High-Throughput Configuration

# High-throughput configuration
config = ServiceConfig(
    cache=CacheConfig(
        metadata_cache_size=10000,   # Large cache
        content_cache_size=2000,     # Large content cache
        cache_ttl_seconds=7200       # 2 hour cache
    ),

    execution=ExecutionConfig(
        default_timeout=10,         # Faster timeout
        max_memory_mb=128,          # Lower memory per execution
        max_cpu_percent=100         # Full CPU usage
    ),

    max_concurrent_executions=100,  # High concurrency
    enable_metrics=True            # Monitor performance
)

Security Best Practices

1

Principle of least privilege

Configure minimum necessary permissions for skills and services.
2

Regular security audits

Review configuration changes and security settings regularly.
3

Environment separation

Use different configurations for development, staging, and production.
4

Access logging

Enable audit logging to track all operations and changes.

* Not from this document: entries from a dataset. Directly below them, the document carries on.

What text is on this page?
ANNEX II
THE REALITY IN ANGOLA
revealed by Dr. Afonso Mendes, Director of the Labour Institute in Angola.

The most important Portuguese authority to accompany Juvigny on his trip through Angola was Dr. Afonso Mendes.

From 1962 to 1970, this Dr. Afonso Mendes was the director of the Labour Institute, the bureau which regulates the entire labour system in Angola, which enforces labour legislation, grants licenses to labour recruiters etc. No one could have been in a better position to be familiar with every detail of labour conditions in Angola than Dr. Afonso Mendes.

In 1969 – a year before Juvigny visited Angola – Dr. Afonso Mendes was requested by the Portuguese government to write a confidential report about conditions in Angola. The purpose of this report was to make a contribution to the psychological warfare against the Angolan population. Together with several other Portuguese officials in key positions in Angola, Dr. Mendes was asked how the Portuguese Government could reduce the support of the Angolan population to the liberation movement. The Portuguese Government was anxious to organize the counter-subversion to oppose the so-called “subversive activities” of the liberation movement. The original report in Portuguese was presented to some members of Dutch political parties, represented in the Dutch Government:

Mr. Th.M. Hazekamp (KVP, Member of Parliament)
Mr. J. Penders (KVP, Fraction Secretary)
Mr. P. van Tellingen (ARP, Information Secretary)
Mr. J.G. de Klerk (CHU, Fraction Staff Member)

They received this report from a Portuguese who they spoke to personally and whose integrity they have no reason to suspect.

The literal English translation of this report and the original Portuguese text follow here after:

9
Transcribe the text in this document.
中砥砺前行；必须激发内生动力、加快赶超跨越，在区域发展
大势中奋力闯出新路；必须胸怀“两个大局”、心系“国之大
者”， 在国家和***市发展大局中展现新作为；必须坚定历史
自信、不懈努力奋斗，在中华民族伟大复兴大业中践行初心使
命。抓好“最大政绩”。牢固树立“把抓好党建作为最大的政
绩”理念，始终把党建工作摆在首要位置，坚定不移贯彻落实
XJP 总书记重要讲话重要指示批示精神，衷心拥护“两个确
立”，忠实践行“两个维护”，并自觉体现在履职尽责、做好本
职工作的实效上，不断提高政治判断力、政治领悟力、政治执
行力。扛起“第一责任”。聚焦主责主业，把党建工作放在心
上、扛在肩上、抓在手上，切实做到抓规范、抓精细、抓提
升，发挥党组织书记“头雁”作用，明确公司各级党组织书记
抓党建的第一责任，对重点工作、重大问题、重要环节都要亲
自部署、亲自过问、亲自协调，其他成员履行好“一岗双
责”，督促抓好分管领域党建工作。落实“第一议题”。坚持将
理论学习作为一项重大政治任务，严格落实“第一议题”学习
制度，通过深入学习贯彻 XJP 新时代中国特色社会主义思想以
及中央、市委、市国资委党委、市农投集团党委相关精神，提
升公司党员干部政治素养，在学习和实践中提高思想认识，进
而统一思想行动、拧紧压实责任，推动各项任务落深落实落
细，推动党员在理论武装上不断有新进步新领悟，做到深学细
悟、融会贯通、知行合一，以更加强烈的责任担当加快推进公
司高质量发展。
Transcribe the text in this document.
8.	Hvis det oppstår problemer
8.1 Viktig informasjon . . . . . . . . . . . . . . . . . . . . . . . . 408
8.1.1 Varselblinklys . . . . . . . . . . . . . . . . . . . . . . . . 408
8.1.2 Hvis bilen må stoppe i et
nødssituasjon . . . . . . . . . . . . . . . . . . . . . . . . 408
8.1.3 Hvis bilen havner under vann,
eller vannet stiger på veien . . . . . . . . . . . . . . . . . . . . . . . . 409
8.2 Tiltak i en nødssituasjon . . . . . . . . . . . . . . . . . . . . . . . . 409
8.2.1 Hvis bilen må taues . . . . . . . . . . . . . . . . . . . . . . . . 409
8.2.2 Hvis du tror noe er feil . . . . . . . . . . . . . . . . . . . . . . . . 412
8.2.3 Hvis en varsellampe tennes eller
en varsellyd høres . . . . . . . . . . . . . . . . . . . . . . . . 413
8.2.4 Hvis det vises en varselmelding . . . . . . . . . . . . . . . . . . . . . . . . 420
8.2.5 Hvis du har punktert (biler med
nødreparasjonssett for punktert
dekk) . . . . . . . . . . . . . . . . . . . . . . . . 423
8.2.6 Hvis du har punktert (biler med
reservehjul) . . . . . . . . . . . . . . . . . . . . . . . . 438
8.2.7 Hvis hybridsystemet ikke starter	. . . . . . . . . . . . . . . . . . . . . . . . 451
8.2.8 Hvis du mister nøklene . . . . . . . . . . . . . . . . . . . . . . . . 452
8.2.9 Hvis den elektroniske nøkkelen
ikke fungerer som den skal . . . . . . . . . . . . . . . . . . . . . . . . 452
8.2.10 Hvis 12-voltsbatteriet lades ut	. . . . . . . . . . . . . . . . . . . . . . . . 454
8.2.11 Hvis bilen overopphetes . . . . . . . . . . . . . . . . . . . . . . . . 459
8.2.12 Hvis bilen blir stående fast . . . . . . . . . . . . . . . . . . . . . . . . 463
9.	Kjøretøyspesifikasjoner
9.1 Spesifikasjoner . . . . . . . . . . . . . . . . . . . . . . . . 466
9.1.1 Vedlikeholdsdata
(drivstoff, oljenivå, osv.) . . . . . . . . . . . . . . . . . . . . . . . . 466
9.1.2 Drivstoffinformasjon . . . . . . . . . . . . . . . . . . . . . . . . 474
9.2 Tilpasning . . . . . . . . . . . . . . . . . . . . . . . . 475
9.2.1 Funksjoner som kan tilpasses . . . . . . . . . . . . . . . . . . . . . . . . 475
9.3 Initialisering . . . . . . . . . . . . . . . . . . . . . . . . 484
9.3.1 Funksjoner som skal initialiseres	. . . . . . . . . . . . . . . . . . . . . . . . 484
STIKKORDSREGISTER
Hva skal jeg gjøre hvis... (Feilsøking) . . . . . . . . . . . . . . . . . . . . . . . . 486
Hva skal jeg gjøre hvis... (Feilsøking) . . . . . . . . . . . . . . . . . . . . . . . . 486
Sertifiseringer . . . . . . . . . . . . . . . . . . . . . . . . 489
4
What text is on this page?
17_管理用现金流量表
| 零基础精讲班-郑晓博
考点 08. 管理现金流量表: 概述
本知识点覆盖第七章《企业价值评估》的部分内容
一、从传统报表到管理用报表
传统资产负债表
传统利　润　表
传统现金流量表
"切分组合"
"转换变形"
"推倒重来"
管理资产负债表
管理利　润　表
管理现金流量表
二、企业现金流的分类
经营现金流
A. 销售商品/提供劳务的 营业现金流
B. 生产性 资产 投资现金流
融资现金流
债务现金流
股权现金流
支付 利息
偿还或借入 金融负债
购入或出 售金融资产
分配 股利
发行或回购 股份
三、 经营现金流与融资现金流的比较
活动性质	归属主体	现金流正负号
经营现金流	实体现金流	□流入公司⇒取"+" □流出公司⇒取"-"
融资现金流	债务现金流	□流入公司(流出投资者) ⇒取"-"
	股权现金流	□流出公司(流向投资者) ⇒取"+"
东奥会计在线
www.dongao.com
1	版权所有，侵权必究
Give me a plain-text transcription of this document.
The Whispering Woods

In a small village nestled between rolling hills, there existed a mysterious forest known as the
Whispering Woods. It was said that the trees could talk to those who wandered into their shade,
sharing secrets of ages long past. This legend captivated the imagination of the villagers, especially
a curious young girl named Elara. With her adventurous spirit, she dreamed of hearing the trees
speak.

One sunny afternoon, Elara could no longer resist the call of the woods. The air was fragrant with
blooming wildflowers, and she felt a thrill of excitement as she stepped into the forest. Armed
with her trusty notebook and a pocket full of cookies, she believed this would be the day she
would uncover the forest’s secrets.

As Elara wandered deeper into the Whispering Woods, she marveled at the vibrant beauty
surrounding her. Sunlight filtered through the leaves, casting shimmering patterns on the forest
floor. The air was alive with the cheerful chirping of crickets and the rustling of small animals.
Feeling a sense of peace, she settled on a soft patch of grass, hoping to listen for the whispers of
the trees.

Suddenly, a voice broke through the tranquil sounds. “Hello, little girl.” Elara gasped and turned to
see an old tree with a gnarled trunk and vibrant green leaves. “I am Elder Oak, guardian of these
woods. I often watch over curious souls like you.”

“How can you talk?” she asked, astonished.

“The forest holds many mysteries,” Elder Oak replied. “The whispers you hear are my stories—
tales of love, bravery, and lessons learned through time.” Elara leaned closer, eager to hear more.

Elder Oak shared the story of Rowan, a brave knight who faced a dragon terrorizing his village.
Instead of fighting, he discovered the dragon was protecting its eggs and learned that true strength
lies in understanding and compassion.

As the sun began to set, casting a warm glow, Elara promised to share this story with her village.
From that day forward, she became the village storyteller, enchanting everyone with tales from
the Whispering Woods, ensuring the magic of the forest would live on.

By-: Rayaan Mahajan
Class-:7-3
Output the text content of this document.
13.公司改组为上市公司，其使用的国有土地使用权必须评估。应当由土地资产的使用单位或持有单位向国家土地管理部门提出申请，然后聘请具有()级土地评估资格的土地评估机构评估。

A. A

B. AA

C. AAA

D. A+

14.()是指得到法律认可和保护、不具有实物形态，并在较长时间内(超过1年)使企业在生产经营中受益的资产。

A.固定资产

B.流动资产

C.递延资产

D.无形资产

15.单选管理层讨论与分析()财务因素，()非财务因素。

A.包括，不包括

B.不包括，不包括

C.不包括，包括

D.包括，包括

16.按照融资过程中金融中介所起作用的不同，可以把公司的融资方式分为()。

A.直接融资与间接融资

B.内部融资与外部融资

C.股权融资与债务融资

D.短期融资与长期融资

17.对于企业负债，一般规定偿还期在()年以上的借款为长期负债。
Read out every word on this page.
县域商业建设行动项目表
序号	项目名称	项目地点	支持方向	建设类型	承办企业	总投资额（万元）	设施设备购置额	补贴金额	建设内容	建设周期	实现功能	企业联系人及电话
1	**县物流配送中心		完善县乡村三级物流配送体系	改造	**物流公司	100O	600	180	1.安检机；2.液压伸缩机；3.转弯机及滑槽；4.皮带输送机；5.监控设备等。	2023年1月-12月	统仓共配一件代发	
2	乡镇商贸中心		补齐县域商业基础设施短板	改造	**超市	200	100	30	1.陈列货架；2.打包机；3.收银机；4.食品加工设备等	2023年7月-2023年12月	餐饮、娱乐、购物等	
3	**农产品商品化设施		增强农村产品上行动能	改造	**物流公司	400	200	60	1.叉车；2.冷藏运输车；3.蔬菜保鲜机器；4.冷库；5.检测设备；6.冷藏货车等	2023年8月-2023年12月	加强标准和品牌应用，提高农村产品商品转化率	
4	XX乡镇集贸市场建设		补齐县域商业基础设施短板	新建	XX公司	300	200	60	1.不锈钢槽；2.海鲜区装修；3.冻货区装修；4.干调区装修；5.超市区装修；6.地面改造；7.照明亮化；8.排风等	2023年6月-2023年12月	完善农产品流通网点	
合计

Troubleshooting Configuration

Common Issues

Restart required: Some configuration changes require service restart.
# Check if restart is needed
fastskill status --detailed

# Restart service
fastskill restart --config new-config.json
Monitor metrics: Use built-in metrics to identify configuration bottlenecks.
metrics = await service.get_metrics()
print(f"Cache hit rate: {metrics['cache_hit_rate']}")
print(f"Average response time: {metrics['avg_response_time_ms']}ms")
Gradual hardening: Implement security measures gradually to avoid breaking functionality.
Configuration is a balance between security, performance, and functionality. Monitor your application’s behavior and adjust configuration based on real-world usage patterns.